Teacher Fails “Wrong” News

The folks in one northern Michigan community can rest easy because it’s clear their high school computer teacher is on the ball. Last week in the computer lab, a student who completed his video production assignment killed time by surfing the Internet on a school computer. But the teacher (unnamed in news stories) caught a glimpse of the screen and put a stop to the student’s consumption of vile and vulgar Internet content.

Just what despicable Web site was the young man viewing? Here’s fair warning before you read on … consider sending the children out of the room or at least shielding their eyes. He was reading Foxnews.com.

According to reports, when the student, a senior, was caught scanning headlines on Foxnews.com the teacher publicly berated and belittled him for reading the "wrong" news.

Thank goodness there are teachers like this all across America, protecting our children from the dangerous influences of the Internet.

Not.

I assume, based on the student’s reported comments, that the teacher would not have reacted similarly had the young man been reading headlines at MSNBC.com, but that’s conjecture on my part. Theoretically, though, since Fox News was deemed the "wrong" news, another outlet would be viewed as the "right" news. As in correct. As in left.

But let’s not confuse the important point here, which is that a teenager was reading the news. Any news. News that was not a sports score or a story about "Brangelina" or the week in review on "American Idol."
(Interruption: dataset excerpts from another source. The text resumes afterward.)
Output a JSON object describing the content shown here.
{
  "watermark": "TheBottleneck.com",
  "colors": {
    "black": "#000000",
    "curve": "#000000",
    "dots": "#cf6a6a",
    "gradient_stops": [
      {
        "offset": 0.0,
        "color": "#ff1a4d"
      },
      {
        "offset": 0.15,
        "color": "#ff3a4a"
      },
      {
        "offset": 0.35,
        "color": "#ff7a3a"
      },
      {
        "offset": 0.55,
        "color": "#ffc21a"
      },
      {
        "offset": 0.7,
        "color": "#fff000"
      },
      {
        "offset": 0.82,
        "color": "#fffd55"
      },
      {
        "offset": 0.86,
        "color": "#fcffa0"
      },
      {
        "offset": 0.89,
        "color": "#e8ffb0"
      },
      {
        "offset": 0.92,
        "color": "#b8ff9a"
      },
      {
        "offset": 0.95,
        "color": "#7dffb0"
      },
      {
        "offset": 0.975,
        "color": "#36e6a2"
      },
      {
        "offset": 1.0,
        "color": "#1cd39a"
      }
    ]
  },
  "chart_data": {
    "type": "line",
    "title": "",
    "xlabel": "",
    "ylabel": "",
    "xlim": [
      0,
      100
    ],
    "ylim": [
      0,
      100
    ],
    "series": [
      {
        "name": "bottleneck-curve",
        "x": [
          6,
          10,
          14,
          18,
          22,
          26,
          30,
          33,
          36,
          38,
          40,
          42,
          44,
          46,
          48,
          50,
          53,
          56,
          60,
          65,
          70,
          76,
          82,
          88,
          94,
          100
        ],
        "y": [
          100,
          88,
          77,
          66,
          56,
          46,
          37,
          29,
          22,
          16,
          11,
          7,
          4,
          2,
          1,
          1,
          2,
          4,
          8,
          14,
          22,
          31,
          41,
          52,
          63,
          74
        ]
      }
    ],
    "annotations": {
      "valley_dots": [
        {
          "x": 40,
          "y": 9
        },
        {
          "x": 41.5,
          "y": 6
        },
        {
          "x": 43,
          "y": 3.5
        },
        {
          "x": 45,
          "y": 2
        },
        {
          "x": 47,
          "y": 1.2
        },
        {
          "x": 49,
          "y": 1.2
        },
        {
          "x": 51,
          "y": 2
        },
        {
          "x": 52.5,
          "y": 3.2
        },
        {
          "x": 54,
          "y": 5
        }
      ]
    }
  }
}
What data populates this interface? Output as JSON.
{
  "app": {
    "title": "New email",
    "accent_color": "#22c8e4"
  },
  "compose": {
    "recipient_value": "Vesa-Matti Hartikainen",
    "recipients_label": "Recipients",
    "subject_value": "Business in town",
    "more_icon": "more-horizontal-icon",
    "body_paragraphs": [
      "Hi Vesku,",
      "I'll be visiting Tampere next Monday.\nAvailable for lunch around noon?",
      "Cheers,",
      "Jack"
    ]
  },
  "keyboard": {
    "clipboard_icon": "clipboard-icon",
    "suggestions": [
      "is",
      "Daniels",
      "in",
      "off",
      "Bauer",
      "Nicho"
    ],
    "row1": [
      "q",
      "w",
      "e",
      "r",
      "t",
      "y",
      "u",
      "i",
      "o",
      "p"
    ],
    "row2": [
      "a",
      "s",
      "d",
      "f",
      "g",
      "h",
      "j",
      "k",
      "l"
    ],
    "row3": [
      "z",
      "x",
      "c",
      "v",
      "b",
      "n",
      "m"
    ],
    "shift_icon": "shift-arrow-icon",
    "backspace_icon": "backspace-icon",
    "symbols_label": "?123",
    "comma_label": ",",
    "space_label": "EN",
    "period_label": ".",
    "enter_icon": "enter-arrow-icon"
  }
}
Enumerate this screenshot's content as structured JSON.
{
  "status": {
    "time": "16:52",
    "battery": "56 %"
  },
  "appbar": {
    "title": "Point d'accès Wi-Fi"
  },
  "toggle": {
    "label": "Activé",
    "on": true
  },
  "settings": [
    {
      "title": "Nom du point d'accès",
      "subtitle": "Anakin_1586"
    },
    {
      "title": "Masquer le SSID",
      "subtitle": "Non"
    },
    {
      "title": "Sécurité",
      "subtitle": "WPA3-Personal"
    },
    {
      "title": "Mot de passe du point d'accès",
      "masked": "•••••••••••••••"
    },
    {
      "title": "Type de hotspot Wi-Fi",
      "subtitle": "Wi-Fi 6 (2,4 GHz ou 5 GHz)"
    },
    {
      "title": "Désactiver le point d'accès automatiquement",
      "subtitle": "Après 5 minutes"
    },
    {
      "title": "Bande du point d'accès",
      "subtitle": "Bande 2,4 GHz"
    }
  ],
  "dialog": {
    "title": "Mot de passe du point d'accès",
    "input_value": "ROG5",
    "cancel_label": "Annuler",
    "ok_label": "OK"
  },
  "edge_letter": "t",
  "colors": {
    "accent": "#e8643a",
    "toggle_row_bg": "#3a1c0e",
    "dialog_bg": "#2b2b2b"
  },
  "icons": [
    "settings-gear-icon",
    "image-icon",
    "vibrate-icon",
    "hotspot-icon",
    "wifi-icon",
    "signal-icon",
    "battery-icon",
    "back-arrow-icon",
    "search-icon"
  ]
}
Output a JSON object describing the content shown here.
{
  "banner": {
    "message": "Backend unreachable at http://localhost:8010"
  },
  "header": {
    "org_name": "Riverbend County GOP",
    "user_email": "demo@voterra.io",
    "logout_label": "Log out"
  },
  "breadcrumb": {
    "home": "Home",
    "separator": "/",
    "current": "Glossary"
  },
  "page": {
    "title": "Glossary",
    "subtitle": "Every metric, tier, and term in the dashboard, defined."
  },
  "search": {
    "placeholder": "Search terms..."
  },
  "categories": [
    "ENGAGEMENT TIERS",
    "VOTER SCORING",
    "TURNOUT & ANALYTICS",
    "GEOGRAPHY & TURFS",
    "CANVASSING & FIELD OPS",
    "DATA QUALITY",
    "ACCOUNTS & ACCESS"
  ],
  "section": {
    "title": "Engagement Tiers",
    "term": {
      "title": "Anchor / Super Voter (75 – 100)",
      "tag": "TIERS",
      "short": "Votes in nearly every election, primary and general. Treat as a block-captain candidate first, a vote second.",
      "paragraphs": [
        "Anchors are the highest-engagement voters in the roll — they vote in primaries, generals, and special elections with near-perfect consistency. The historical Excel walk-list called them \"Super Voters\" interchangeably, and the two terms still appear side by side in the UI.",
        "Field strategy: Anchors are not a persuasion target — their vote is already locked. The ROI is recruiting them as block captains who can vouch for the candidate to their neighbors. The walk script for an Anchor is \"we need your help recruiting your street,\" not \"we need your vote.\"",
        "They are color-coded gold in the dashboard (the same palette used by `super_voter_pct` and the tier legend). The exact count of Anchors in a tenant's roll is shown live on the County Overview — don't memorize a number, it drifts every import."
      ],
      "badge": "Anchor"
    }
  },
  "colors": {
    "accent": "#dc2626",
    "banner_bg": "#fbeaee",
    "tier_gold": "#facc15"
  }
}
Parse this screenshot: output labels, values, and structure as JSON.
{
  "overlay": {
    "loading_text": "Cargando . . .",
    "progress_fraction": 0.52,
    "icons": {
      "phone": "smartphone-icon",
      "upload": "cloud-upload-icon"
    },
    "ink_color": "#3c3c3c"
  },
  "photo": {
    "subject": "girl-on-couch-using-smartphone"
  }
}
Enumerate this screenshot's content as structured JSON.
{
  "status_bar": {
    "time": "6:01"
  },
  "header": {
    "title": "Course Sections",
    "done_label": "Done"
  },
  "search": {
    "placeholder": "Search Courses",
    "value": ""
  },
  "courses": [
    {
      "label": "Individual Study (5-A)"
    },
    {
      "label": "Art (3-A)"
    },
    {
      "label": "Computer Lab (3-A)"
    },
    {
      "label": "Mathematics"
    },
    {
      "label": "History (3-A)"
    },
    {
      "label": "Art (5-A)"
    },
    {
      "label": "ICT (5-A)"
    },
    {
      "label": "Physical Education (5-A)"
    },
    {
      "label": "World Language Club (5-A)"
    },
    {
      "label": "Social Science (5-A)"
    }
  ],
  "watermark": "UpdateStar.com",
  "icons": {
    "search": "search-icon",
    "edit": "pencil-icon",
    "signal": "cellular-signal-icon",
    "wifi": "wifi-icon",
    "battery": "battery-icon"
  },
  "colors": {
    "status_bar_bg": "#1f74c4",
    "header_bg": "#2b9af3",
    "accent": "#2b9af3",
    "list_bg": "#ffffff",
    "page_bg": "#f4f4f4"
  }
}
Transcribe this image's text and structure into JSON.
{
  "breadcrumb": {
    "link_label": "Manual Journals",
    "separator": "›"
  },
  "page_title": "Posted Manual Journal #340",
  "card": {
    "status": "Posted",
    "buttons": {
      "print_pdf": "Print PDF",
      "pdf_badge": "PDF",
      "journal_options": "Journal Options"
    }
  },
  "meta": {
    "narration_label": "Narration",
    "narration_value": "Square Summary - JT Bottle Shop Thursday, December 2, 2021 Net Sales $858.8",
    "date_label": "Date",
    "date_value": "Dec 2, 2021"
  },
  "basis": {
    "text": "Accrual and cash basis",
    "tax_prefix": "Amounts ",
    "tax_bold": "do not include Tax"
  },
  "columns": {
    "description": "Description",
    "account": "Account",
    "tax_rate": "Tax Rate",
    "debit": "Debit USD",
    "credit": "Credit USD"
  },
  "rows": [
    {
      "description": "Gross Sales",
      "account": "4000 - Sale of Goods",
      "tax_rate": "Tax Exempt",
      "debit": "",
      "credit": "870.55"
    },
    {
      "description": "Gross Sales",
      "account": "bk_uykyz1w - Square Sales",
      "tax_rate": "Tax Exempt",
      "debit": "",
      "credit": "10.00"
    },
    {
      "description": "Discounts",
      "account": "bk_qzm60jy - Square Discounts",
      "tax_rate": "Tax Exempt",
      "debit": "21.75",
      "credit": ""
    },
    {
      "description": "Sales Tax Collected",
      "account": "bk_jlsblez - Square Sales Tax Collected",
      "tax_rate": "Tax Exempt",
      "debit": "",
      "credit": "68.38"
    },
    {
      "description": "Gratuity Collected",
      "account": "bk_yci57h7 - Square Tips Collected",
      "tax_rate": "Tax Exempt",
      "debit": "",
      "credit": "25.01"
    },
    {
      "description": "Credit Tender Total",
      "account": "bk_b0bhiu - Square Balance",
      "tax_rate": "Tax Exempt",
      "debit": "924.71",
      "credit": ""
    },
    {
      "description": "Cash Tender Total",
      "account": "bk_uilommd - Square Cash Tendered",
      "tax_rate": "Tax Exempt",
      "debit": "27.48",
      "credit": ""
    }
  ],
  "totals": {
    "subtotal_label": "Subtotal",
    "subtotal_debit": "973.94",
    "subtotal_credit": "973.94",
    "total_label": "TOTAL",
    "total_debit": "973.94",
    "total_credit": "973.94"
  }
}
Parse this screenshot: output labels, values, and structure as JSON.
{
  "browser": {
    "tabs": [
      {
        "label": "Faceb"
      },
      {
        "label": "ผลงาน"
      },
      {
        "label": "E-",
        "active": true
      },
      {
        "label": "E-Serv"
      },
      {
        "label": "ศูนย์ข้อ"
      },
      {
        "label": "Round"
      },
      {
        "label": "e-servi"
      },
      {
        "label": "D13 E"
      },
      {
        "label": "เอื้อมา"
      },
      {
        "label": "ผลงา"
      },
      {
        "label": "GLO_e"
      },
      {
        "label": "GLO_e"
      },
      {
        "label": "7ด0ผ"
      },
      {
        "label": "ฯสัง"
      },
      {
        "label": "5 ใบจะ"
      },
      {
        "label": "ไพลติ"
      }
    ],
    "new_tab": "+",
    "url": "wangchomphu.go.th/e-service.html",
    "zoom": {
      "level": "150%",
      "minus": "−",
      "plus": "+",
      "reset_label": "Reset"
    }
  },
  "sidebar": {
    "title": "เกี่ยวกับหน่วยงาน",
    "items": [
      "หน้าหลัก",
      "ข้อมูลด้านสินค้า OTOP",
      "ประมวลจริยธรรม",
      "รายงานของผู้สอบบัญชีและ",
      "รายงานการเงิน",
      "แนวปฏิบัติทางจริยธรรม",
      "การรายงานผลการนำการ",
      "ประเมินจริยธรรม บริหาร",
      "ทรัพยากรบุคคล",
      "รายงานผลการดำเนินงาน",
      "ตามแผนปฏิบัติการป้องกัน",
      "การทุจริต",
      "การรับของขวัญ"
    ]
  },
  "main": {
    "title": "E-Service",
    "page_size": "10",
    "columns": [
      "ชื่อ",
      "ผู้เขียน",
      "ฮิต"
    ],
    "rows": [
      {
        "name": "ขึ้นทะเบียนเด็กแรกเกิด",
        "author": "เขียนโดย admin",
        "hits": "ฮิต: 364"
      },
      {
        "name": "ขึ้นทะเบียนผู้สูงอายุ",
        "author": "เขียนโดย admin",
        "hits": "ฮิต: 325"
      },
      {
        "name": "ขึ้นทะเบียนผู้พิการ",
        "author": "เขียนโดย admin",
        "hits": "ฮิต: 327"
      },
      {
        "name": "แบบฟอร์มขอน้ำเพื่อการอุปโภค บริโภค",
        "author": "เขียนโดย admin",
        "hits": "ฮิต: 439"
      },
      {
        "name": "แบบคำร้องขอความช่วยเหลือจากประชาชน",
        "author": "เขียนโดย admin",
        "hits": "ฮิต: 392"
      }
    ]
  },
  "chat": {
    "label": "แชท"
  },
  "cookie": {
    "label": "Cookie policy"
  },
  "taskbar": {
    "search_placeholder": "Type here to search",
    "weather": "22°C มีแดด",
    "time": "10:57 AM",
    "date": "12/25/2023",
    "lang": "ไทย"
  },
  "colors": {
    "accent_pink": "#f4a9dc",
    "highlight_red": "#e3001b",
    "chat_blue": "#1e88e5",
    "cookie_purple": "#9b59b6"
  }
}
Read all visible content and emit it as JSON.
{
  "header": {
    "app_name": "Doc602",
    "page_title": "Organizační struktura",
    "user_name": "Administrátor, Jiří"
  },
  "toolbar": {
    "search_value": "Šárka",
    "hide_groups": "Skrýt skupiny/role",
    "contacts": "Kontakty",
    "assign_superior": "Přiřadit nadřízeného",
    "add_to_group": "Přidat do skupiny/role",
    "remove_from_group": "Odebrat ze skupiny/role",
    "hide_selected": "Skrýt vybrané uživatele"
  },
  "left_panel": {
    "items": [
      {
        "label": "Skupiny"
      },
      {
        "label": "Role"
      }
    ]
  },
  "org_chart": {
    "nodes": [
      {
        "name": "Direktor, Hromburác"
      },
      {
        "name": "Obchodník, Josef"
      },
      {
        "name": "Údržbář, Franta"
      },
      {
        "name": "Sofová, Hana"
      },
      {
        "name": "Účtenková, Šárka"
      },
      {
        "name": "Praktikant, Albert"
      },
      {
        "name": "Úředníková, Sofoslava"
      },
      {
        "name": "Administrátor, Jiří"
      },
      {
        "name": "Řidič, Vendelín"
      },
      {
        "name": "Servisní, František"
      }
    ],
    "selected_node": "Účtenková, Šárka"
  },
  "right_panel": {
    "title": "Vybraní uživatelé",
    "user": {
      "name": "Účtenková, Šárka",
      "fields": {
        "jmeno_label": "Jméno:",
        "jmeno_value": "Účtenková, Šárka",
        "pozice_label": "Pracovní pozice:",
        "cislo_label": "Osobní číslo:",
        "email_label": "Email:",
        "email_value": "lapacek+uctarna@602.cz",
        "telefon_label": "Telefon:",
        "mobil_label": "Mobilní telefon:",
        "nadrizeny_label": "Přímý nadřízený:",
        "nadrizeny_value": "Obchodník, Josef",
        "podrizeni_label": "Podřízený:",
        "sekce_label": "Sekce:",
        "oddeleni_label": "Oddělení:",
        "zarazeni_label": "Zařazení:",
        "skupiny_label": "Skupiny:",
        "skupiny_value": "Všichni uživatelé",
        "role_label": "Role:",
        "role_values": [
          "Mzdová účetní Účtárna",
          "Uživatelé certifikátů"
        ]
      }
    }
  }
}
No, this teenager — soon to be a high school graduate heading for the real world, or at least the college version of it — decided to surf the entire World Wide Web not for a mindless YouTube video or a dirty joke site, but for news. Current events. World affairs.

That a teacher would discourage such an activity in any way, shape or form is beyond disconcerting — it’s truly incompetent.

According to a recent survey of 65,000 teens by USA Weekend magazine, only 18 percent of teens read newspapers. A third of those teens said they don’t read the paper because it’s too boring. The majority said they can’t be bothered because they’re too busy. Getting teens to pay attention to the news in any format is a crucial educational goal.

This is why it’s noteworthy that this particular teen chose to spend his extra time in class reading the news on a legitimate news site, and that doing so earned him the unwelcome attention and inappropriate admonition of his teacher.

It would be a lot to ask of teachers that they become apolitical beings upon walking in the front doors of their schools; that they keep their personal opinions to themselves in service to the impressionable young minds entrusted to their professional care. But that is exactly what we parents must ask of our teachers, and more vocally than ever before. The classroom podium is not a bully pulpit from which to decree one’s political point of view as fact.

The instructor in question should have applauded his student for using his time to read the news – ANY news – and if he thought a teachable moment existed, may have encouraged the lad to read similar stories on the same topic from a number of competing Web sites to see what differences in tone or presentation the student might have discovered.

That’s what a good teacher might have done, but clearly, that’s not the sort who was on duty in this particular classroom last week.